Donc, l'amour est toujours là. Il est en permanence dans votre cur, émanant de tout, indescriptible, entier, complet, toujours présent, comme la conscience elle-même. Peut-être pouvez-vous leur donner le même nom... Regardez, désirez sauter la barrière de la frontière que vous avez érigée. Peut-être pouvez-vous abattre la barrière, piquet par piquet, et voir qu'elle n'a jamais été efficace, de toute façon ! C'est comme essayer de mettre une barrière dans le ciel, essayer d'enchaîner le ciel, en haut, ou de le posséder ! Voilà ce qu'est l'amour ! Souvenez-vous qu'il n'est pas cela, que l'amour n'est pas une possession. L'amour est une liberté. C'est la plus grande liberté. Et il permet à tout ce qui se trouve à l'intérieur de vous d'être entièrement libre. La liberté signifie : je ne suis lié à rien. Même mes limitations représentent ma liberté. Voilà donc ce qu'est l'amour.

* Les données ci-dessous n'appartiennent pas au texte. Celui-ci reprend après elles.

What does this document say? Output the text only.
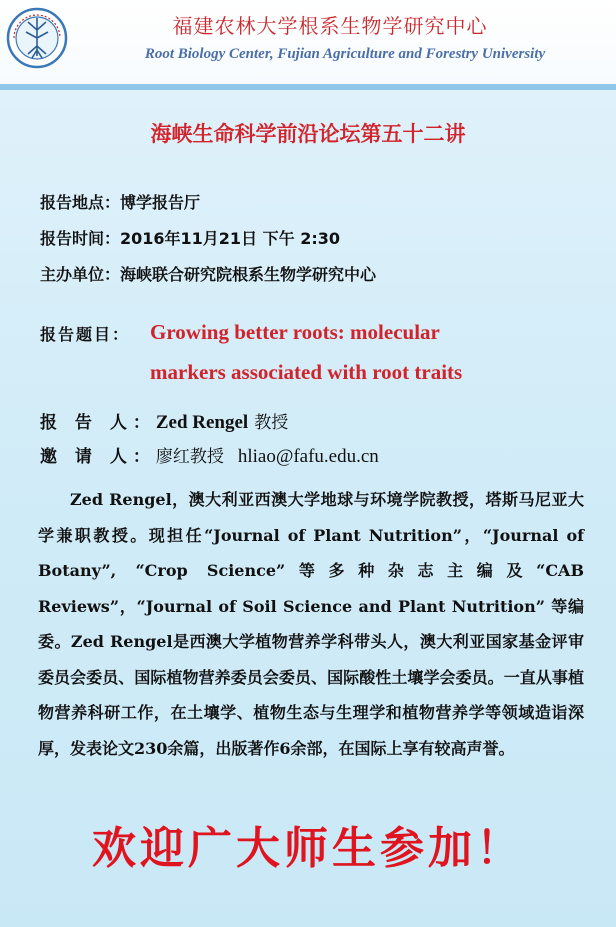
福建农林大学根系生物学研究中心
Root Biology Center, Fujian Agriculture and Forestry University
海峡生命科学前沿论坛第五十二讲
报告地点：博学报告厅
报告时间：2016年11月21日 下午 2:30
主办单位：海峡联合研究院根系生物学研究中心
报告题目： Growing better roots: molecular
markers associated with root traits
报 告 人：Zed Rengel 教授
邀 请 人：廖红教授 hliao@fafu.edu.cn
Zed Rengel，澳大利亚西澳大学地球与环境学院教授，塔斯马尼亚大学兼职教授。现担任“Journal of Plant Nutrition”，“Journal of Botany”, “Crop Science”等多种杂志主编及“CAB Reviews”，“Journal of Soil Science and Plant Nutrition” 等编委。Zed Rengel是西澳大学植物营养学科带头人，澳大利亚国家基金评审委员会委员、国际植物营养委员会委员、国际酸性土壤学会委员。一直从事植物营养科研工作，在土壤学、植物生态与生理学和植物营养学等领域造诣深厚，发表论文230余篇，出版著作6余部，在国际上享有较高声誉。
欢迎广大师生参加！
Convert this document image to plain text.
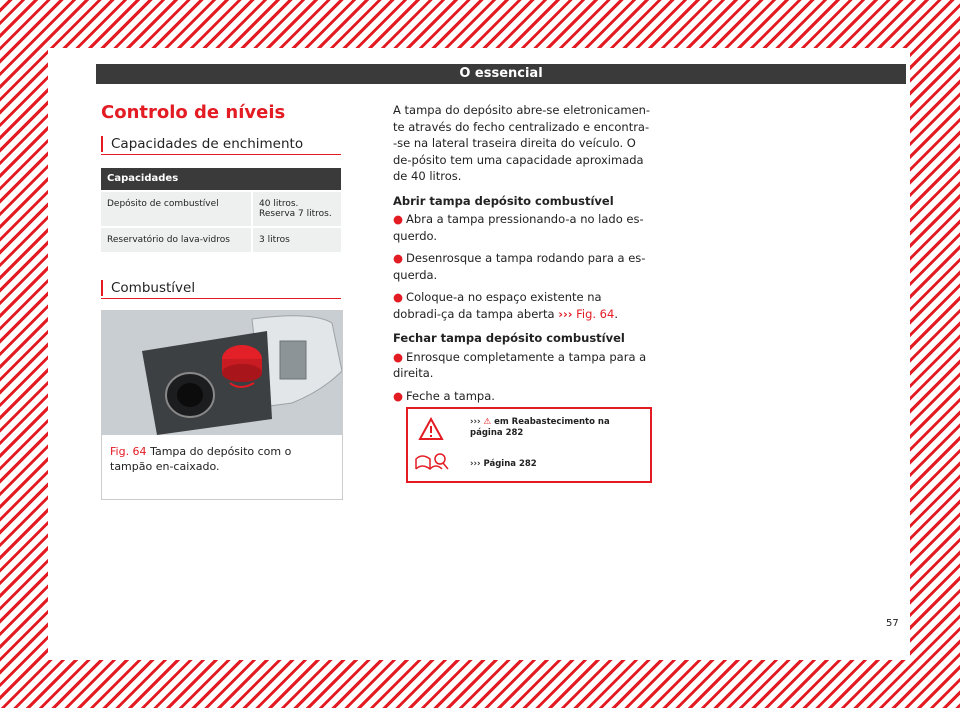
O essencial
Controlo de níveis
Capacidades de enchimento
Capacidades
Depósito de combustível	40 litros. Reserva 7 litros.
Reservatório do lava-vidros	3 litros
Combustível
Fig. 64 Tampa do depósito com o tampão en-caixado.

A tampa do depósito abre-se eletronicamen-te através do fecho centralizado e encontra--se na lateral traseira direita do veículo. O de-pósito tem uma capacidade aproximada de 40 litros.

Abrir tampa depósito combustível

● Abra a tampa pressionando-a no lado es-querdo.

● Desenrosque a tampa rodando para a es-querda.

● Coloque-a no espaço existente na dobradi-ça da tampa aberta ››› Fig. 64.

Fechar tampa depósito combustível

● Enrosque completamente a tampa para a direita.

● Feche a tampa.

››› ⚠ em Reabastecimento na página 282
››› Página 282
57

Quand vous commencez à apprendre, ou mieux, à désapprendre les définitions de l'amour - autrement dit, quand vous laissez le pot se briser - vous voyez que tout en est ainsi. Et cela suffit. Quand vous commencez à voir avec les yeux de l'amour, cela commence à faire disparaître le ressentiment. Cela commence à faire disparaître tous les problèmes. Des problèmes que vous pensiez toujours devoir résoudre ! D'une certaine façon, vous pouvez voir avec les yeux de l'amour, illimités et clairs, que tout est tel quel. Et que ce simple fait sert à vous éveiller à l'amour.
Je connaissais un homme, par le passé, qui était tellement plein d'amour... Je vais vous raconter son histoire. Ce n'est pas vraiment qu'il aimait, mais il avait simplement compris le principe divin, le principe indivisé ; et parce qu'il l'avait compris, il pouvait continuer son chemin, à nouveau, tel un guerrier : cela ne l'affaiblissait jamais. L'amour n'était ni sa faiblesse, ni sa méfiance. Voilà comment un yogi doit vivre. Voulez-vous une excuse ? Voulez-vous que l'amour soit votre excuse pour éprouver méfiance, ressentiment et jalousie ? Est-ce vraiment ce que vous voulez retirer de ce principe divin, de ce principe indivisé ? Je ne le pense pas. Je pense qu'il n'en est pas ainsi. Je pense qu'il s'agit de l'habitude et que quelquefois, il est difficile de rompre ses habitudes. Vous voulez simplement constamment les ramasser du ciment sur lequel elles sont tombées et les recoller, pour tenter de remplir à nouveau d'eau ce vieux pot. Je suis convaincue que personne ne veut vraiment être jaloux et que personne ne veut vraiment être méfiant... Et bien, au fond de ce tonneau contenant vos définitions de l'amour, il y a des jalousies, des ressentiments, de la haine, des comparaisons et une souffrance considérable. Mais souvenez-vous que c'est seulement le fond du tonneau des définitions, parce que l'amour n'est pas limité au fait de remplir un tonneau avec quoi que ce soit.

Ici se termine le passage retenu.